# 6th street



## FishKilla419 (Feb 22, 2008)

Anyone care to give me an update for below the dam? Looking to come over and fish tomorrow. Pm's are welcome. Will offer the most up to date reports for Saginaw bay area walleye fishery.
Thanks in advance. Nick


----------



## FishKilla419 (Feb 22, 2008)

Silence is golden. Must be on..


----------



## stockrex (Apr 29, 2009)

I am going to swing by downtown and grab some coffee today after lunch, I will report back.


----------



## Far Beyond Driven (Jan 23, 2006)

Drove through there last night. No ice to be seen.
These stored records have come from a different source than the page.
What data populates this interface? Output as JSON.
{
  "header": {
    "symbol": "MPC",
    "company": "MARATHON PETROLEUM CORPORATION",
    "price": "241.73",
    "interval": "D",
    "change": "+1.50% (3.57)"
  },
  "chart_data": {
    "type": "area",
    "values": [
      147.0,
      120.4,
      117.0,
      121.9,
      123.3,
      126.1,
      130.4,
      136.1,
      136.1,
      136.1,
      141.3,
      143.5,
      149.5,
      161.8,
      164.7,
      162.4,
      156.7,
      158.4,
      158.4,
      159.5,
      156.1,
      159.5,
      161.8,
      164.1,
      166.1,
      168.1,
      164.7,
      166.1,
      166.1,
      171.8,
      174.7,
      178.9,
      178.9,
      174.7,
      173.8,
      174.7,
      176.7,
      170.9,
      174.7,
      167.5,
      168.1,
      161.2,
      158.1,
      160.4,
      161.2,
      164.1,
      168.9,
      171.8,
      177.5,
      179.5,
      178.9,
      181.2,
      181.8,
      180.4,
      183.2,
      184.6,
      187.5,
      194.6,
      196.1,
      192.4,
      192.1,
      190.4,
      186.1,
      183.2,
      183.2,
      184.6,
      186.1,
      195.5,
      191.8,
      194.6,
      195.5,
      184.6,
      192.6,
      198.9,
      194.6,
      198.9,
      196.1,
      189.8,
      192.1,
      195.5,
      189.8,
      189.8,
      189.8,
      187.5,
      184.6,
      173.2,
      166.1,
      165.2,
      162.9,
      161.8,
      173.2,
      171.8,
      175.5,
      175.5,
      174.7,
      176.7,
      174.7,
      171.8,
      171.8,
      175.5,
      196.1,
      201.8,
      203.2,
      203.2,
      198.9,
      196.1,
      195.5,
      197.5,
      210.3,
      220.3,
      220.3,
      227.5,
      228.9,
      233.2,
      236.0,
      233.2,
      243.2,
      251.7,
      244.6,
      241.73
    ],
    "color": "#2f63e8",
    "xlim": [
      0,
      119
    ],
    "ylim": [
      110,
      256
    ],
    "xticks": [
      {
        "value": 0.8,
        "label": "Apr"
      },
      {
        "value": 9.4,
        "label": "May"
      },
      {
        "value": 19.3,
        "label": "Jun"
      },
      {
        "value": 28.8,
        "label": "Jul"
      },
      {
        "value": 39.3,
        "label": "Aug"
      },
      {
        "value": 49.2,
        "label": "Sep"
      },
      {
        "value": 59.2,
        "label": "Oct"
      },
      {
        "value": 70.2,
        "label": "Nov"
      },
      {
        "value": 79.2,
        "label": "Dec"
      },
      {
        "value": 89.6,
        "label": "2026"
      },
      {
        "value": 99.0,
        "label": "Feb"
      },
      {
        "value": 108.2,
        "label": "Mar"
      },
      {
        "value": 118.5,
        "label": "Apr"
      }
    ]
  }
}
Flow was pretty high.


----------



## stockrex (Apr 29, 2009)

water is pretty high,
guys were fishing on the wall on both side, did not see anyone catching anything though.


----------



## hotbite (Aug 21, 2009)

How did you do Fishkilla41


----------



## stockrex (Apr 29, 2009)

hotbite said:


> How did you do Fishkilla41


silence is golden?
;-)


----------



## kellyman (Feb 26, 2014)

Only 6.5 ft high flow rate is up a bit! http://waterdata.usgs.gov/mi/nwis/uv/?site_no=04119000&PARAmeter_cd=00065,00060


----------



## Old Whaler (Sep 11, 2010)

LOTS of sheet ice floating by today (2/11) near Ann Street.


----------



## hotbite (Aug 21, 2009)

stockrex said:


> silence is golden?
> ;-)


doubt it.lol


----------



## FishKilla419 (Feb 22, 2008)

Didn't get any replies. Wasn't going to drag the boat from flint town for nothing. 
On a side note. All these pics popping up in my fb memories from the dam are killing me.


----------



## Gthumb13 (Dec 15, 2015)

FishKilla419 said:


> Didn't get any replies. Wasn't going to drag the boat from flint town for nothing.
> On a side note. All these pics popping up in my fb memories from the dam are killing me.


Any reports from down there yet? If they keep staying quiet i may just have to drag the sled out and check her out...although its hard to get me in any other water then the mighty mo! Good luck and tight lines!


----------



## sNeAkYpEtE11 (Feb 7, 2011)

Gthumb13 said:


> Any reports from down there yet? If they keep staying quiet i may just have to drag the sled out and check her out...although its hard to get me in any other water then the mighty mo! Good luck and tight lines!


Saw one boat yesterday morning. Not much ice flowing over the dam when I was driving by


----------



## ericzerka24 (Aug 12, 2010)

Seen a few people fishing off the wall yesterday when we drove by. Another guy fishing in waders on the fish ladder side. Ice didn't look bad


----------



## docmorgan (Jul 31, 2009)

fished it sunday . water was really low.


----------



## jpocock (Jun 7, 2011)

Is there any new up dates. I was thinking about making a 2 hour drive tomorrow to fish. I was just wondering if I should give it a few weeks. PM well come thanks!!!!!


----------



## Fishndude (Feb 22, 2003)

jpocock said:


> Is there any new up dates. I was thinking about making a 2 hour drive tomorrow to fish. I was just wondering if I should give it a few weeks. PM well come thanks!!!!!


It is March. It is supposed to start warming up a LOT this weekend. It's the weekend. There should be fish, and people, both in abundance.


----------



## SteelieArm14 (Jan 6, 2012)

I went down there today and it looked like really tough wading out there. I wouldn't wait a FEW weeks but maybe 1 week. I wouldn't wade it right now and I have fished it quite a bit. Only saw 1 boat and no one wading.


----------